Nasa: processo de seleção dos astronautas é quase brutal (Ho/AFP)
Rodrigo Loureiro
Publicado em 27 de julho de 2019 às 13h44.
São Paulo – Ir para o espaço está longe de ser considerada uma viagem prazerosa. Principalmente do ponto de vista psicológico. O isolamento e os perigos da jornada geram um alto grau de estresse nos tripulantes de espaçonaves enviadas à órbita. A Nasa, agência espacial americana, sabe disso. E realiza um árduo trabalho para impedir que seus astronautas surtem, tanto no espaço como quando estão de volta ao solo terrestre.
Os fatores negativos são vários e vão desde alterações físicas e problemas corporais por permanecerem durante longos períodos em um ambiente sem gravidade até a possibilidade de conflitos entre os tripulantes e problemas de comunicação com astronautas que não falam o mesmo idioma fluentemente. Além disso, há ainda a necessidade da realização de trabalhos diários de manutenção na espaçonave.
Imagine, agora, lidar com esses problemas durante uma trajeto com duração de mais de dois anos. Este seria o tempo aproximado que levaria para ida da Terra até Marte – o que não deve acontecer por pelo menos uma década.
Por isso, o processo de seleção é quase brutal. Entre mais de 18 mil candidatos, um grupo de apenas 60 pessoas é selecionado com potencial de embarcar em uma viagem para fora da Terra.
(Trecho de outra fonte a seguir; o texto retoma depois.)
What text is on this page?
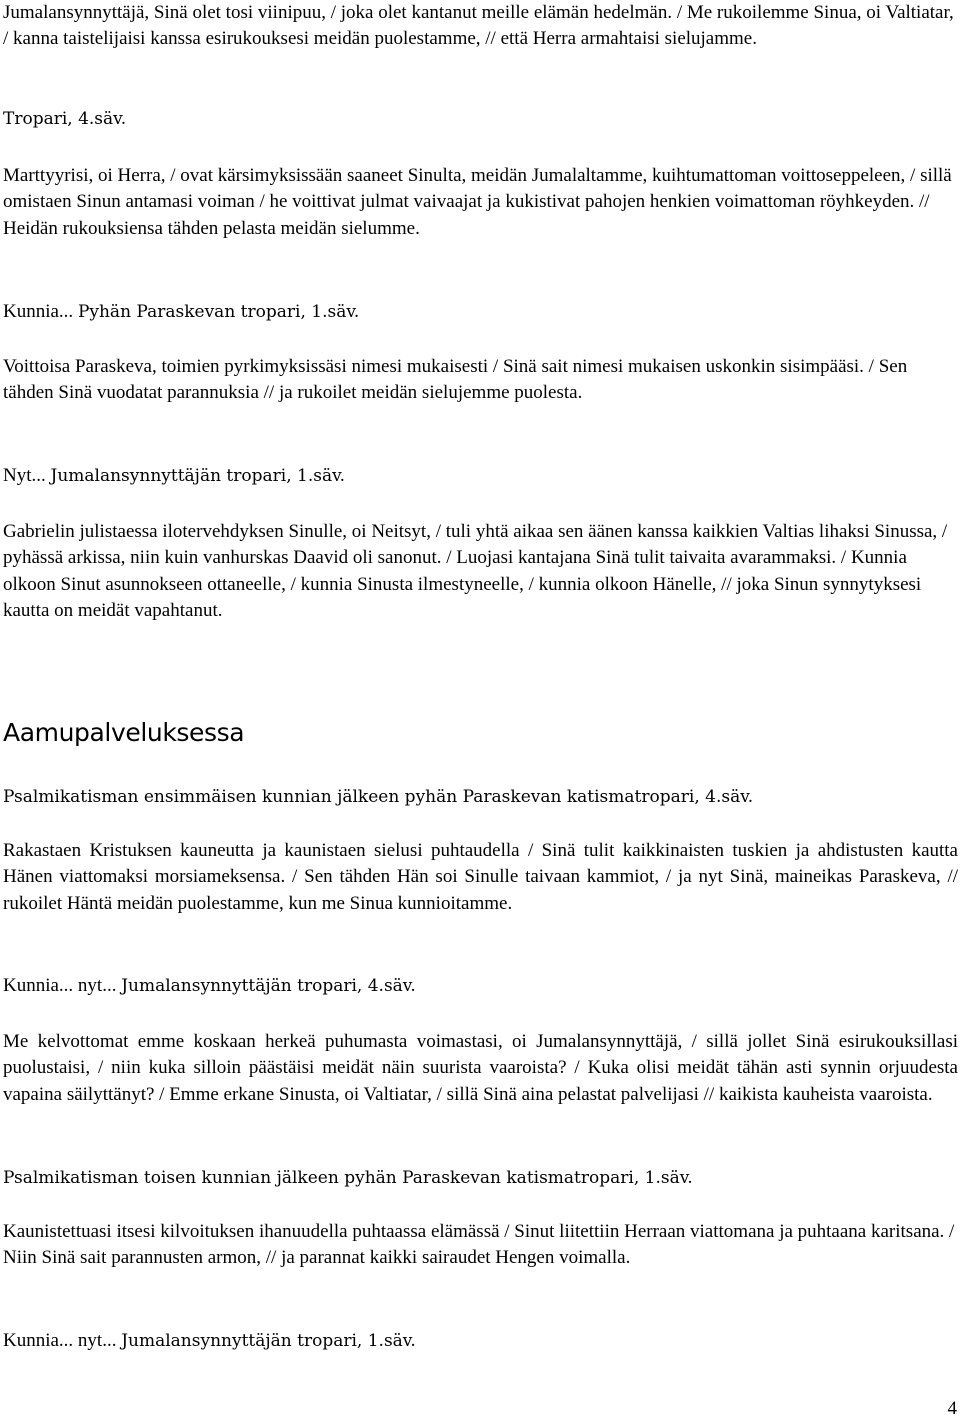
Jumalansynnyttäjä, Sinä olet tosi viinipuu, / joka olet kantanut meille elämän hedelmän. / Me rukoilemme Sinua, oi Valtiatar, / kanna taistelijaisi kanssa esirukouksesi meidän puolestamme, // että Herra armahtaisi sielujamme.
Tropari, 4.säv.
Marttyyrisi, oi Herra, / ovat kärsimyksissään saaneet Sinulta, meidän Jumalaltamme, kuihtumattoman voittoseppeleen, / sillä omistaen Sinun antamasi voiman / he voittivat julmat vaivaajat ja kukistivat pahojen henkien voimattoman röyhkeyden. // Heidän rukouksiensa tähden pelasta meidän sielumme.
Kunnia... Pyhän Paraskevan tropari, 1.säv.
Voittoisa Paraskeva, toimien pyrkimyksissäsi nimesi mukaisesti / Sinä sait nimesi mukaisen uskonkin sisimpääsi. / Sen tähden Sinä vuodatat parannuksia // ja rukoilet meidän sielujemme puolesta.
Nyt... Jumalansynnyttäjän tropari, 1.säv.
Gabrielin julistaessa ilotervehdyksen Sinulle, oi Neitsyt, / tuli yhtä aikaa sen äänen kanssa kaikkien Valtias lihaksi Sinussa, / pyhässä arkissa, niin kuin vanhurskas Daavid oli sanonut. / Luojasi kantajana Sinä tulit taivaita avarammaksi. / Kunnia olkoon Sinut asunnokseen ottaneelle, / kunnia Sinusta ilmestyneelle, / kunnia olkoon Hänelle, // joka Sinun synnytyksesi kautta on meidät vapahtanut.
Aamupalveluksessa
Psalmikatisman ensimmäisen kunnian jälkeen pyhän Paraskevan katismatropari, 4.säv.
Rakastaen Kristuksen kauneutta ja kaunistaen sielusi puhtaudella / Sinä tulit kaikkinaisten tuskien ja ahdistusten kautta Hänen viattomaksi morsiameksensa. / Sen tähden Hän soi Sinulle taivaan kammiot, / ja nyt Sinä, maineikas Paraskeva, // rukoilet Häntä meidän puolestamme, kun me Sinua kunnioitamme.
Kunnia... nyt... Jumalansynnyttäjän tropari, 4.säv.
Me kelvottomat emme koskaan herkeä puhumasta voimastasi, oi Jumalansynnyttäjä, / sillä jollet Sinä esirukouksillasi puolustaisi, / niin kuka silloin päästäisi meidät näin suurista vaaroista? / Kuka olisi meidät tähän asti synnin orjuudesta vapaina säilyttänyt? / Emme erkane Sinusta, oi Valtiatar, / sillä Sinä aina pelastat palvelijasi // kaikista kauheista vaaroista.
Psalmikatisman toisen kunnian jälkeen pyhän Paraskevan katismatropari, 1.säv.
Kaunistettuasi itsesi kilvoituksen ihanuudella puhtaassa elämässä / Sinut liitettiin Herraan viattomana ja puhtaana karitsana. / Niin Sinä sait parannusten armon, // ja parannat kaikki sairaudet Hengen voimalla.
Kunnia... nyt... Jumalansynnyttäjän tropari, 1.säv.
4
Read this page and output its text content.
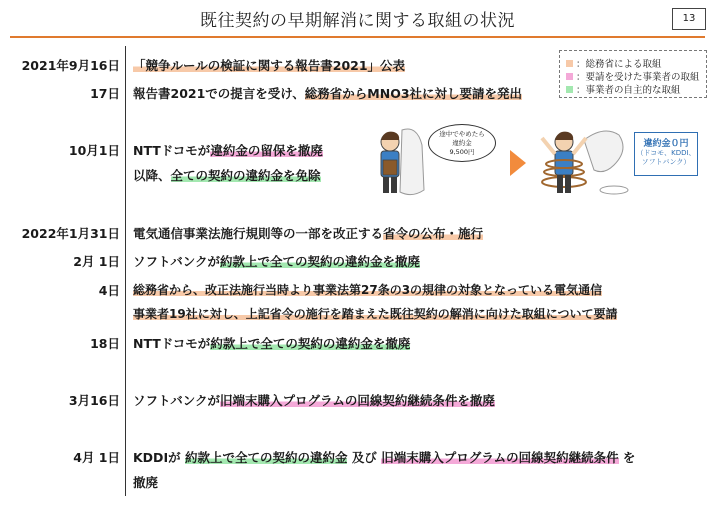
既往契約の早期解消に関する取組の状況	13
：総務省による取組
：要請を受けた事業者の取組
：事業者の自主的な取組
2021年9月16日 「競争ルールの検証に関する報告書2021」公表
17日 報告書2021での提言を受け、総務省からMNO3社に対し要請を発出
10月1日 NTTドコモが違約金の留保を撤廃
以降、全ての契約の違約金を免除
2022年1月31日 電気通信事業法施行規則等の一部を改正する省令の公布・施行
2月 1日 ソフトバンクが約款上で全ての契約の違約金を撤廃
4日 総務省から、改正法施行当時より事業法第27条の3の規律の対象となっている電気通信
事業者19社に対し、上記省令の施行を踏まえた既往契約の解消に向けた取組について要請
18日 NTTドコモが約款上で全ての契約の違約金を撤廃
3月16日 ソフトバンクが旧端末購入プログラムの回線契約継続条件を撤廃
4月 1日 KDDIが 約款上で全ての契約の違約金 及び 旧端末購入プログラムの回線契約継続条件 を
撤廃
途中でやめたら
違約金
9,500円
違約金０円
（ドコモ、KDDI、
ソフトバンク）
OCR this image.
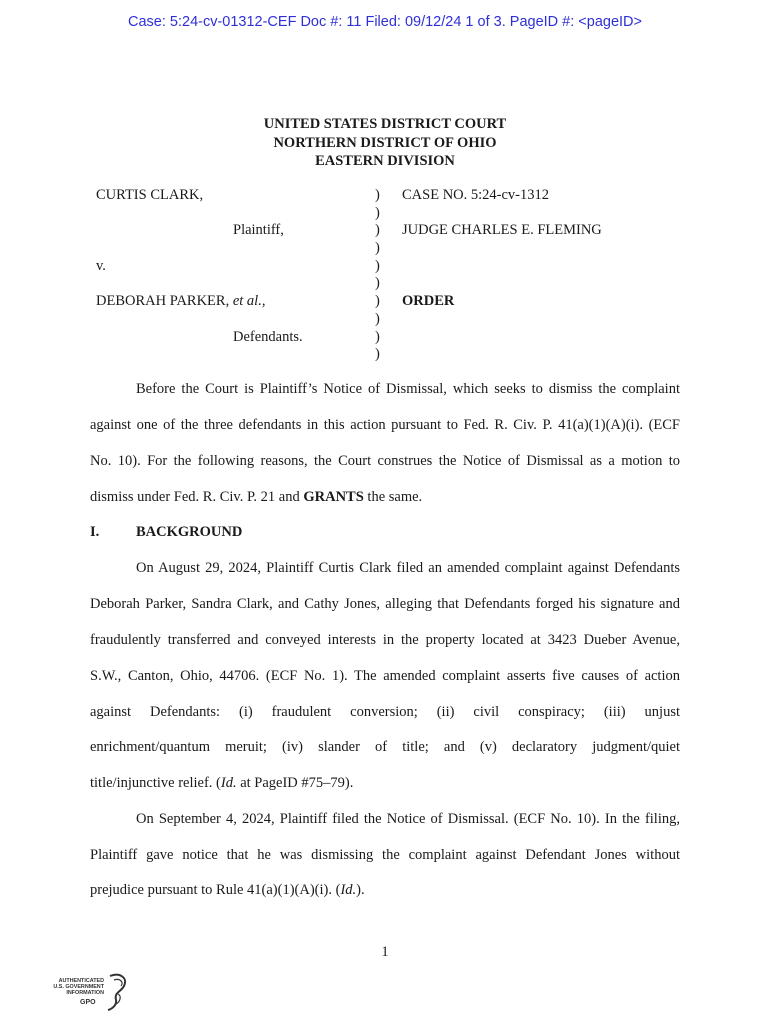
Case: 5:24-cv-01312-CEF Doc #: 11 Filed: 09/12/24 1 of 3. PageID #: <pageID>
UNITED STATES DISTRICT COURT
NORTHERN DISTRICT OF OHIO
EASTERN DIVISION
CURTIS CLARK,
Plaintiff,
v.
DEBORAH PARKER, et al.,
Defendants.
)
)
)
)
)
)
)
)
)
)
CASE NO. 5:24-cv-1312
JUDGE CHARLES E. FLEMING
ORDER
Before the Court is Plaintiff’s Notice of Dismissal, which seeks to dismiss the complaint
against one of the three defendants in this action pursuant to Fed. R. Civ. P. 41(a)(1)(A)(i). (ECF
No. 10). For the following reasons, the Court construes the Notice of Dismissal as a motion to
dismiss under Fed. R. Civ. P. 21 and GRANTS the same.
I.	BACKGROUND
On August 29, 2024, Plaintiff Curtis Clark filed an amended complaint against Defendants
Deborah Parker, Sandra Clark, and Cathy Jones, alleging that Defendants forged his signature and
fraudulently transferred and conveyed interests in the property located at 3423 Dueber Avenue,
S.W., Canton, Ohio, 44706. (ECF No. 1). The amended complaint asserts five causes of action
against Defendants: (i) fraudulent conversion; (ii) civil conspiracy; (iii) unjust
enrichment/quantum meruit; (iv) slander of title; and (v) declaratory judgment/quiet
title/injunctive relief. (Id. at PageID #75–79).
On September 4, 2024, Plaintiff filed the Notice of Dismissal. (ECF No. 10). In the filing,
Plaintiff gave notice that he was dismissing the complaint against Defendant Jones without
prejudice pursuant to Rule 41(a)(1)(A)(i). (Id.).
1
AUTHENTICATED
U.S. GOVERNMENT
INFORMATION
GPO
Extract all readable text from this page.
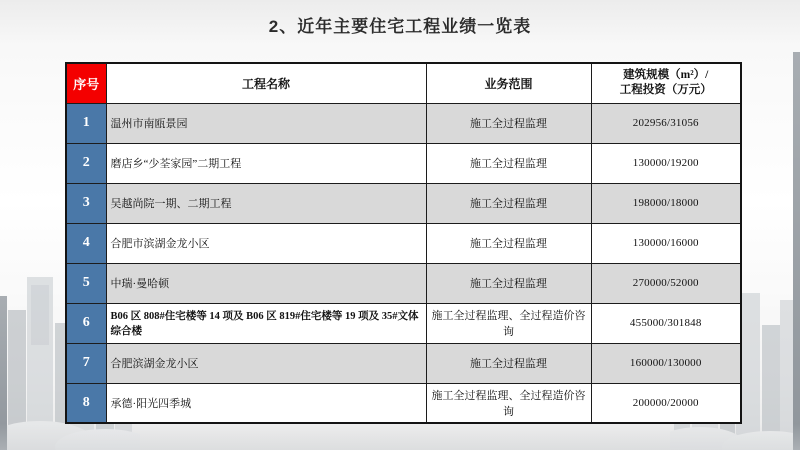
2、近年主要住宅工程业绩一览表
序号	工程名称	业务范围	建筑规模（m²）/
工程投资（万元）

1	温州市南瓯景园	施工全过程监理	202956/31056
2	磨店乡“少荃家园”二期工程	施工全过程监理	130000/19200
3	吴越尚院一期、二期工程	施工全过程监理	198000/18000
4	合肥市滨湖金龙小区	施工全过程监理	130000/16000
5	中瑞·曼哈顿	施工全过程监理	270000/52000
6	B06 区 808#住宅楼等 14 项及 B06 区 819#住宅楼等 19 项及 35#文体综合楼	施工全过程监理、全过程造价咨询	455000/301848
7	合肥滨湖金龙小区	施工全过程监理	160000/130000
8	承德·阳光四季城	施工全过程监理、全过程造价咨询	200000/20000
Para realizar o corte são avaliados fatores como habilidades de viver e trabalhar em equipe, perfil de liderança, grau de motivação, convívio em ambientes estressantes, entre outros.
A maior parte dos candidatos já é pré-selecionada a partir de seus trabalhos anteriores, que incluem profissões como pilotos de caça, outros tipos de militares e até médicos. “Os astronautas já sabem que vão enfrentar desafios estressantes e acham que podem superá-los”, disse Jim Picano, psicólogo operacional da Nasa, em entrevista realizada em janeiro ao site Astronaut.
Depois de selecionados, os potenciais astronautas são submetidos a dezenas de horas de tratamento psiquiátrico e são testados em condições estressantes em solo terrestre e, depois, em órbita.
Mas não é só o treinamento que é capaz de manter lúcido quem viaja para o espaço. Para a Nasa, o contato frequente com parentes e amigos é fundamental. É garantido o acesso às redes sociais, telefones por satélite e videoconferências.
O lazer também não é esquecido com a disponibilização de conteúdo televisivo, incluindo seriados e filmes. Além disso, os astronautas também são encorajados a manterem ou adquirirem passatempos como leitura, fotografia e música. Chris Hadfield, por exemplo, chegou a gravar um divertido clipe musical. Curiosamente, com a música Space Oddity, de David Bowie.
De acordo com dados da própria Nasa computados a partir de 89 missões realizadas entre 1981 e 1998, foram reportados 1,8 mil incidentes médicos envolvendo astronautas americanos. Cerca de 40% de todos os astronautas americanos se queixaram do que foi chamado de Síndrome de Adaptação ao Espaço. Entre os sintomas estão enjoo, dor de cabeça e rigidez facial.
Já 2% dos eventos estavam relacionados com problemas de saúde comportamental, como distúrbios de ansiedade e aborrecimento. Parece pouco, mas não é. Qualquer problema pode custar toda a operação espacial. Foi o que aconteceu em 1976, quando todos os tripulantes da missão Soyuz 21 afirmaram que sentiram odores estranhos dentro da aeronave. De volta à Terra, o cheiro não foi detectado e foi concluído que os astronautas estavam sofrendo de delírios psicológicos.
Em 2007, a astronauta Lisa Nowak foi presa por tentativa de homicídio. Na ocasião, ela dirigiu por mais de 900 quilômetros até o aeroporto de Orlando, nos Estados Unidos, para encontrar para encontrar uma pessoa que seria sua rival em um caso romântico. Na bagagem, um pacote de fraldas de adulto, uma espingarda de chumbinho, uma marreta e uma faca. O tribunal avaliou que Nowak sofria de um distúrbio psicótico e de depressão por conta de uma recente viagem espacial.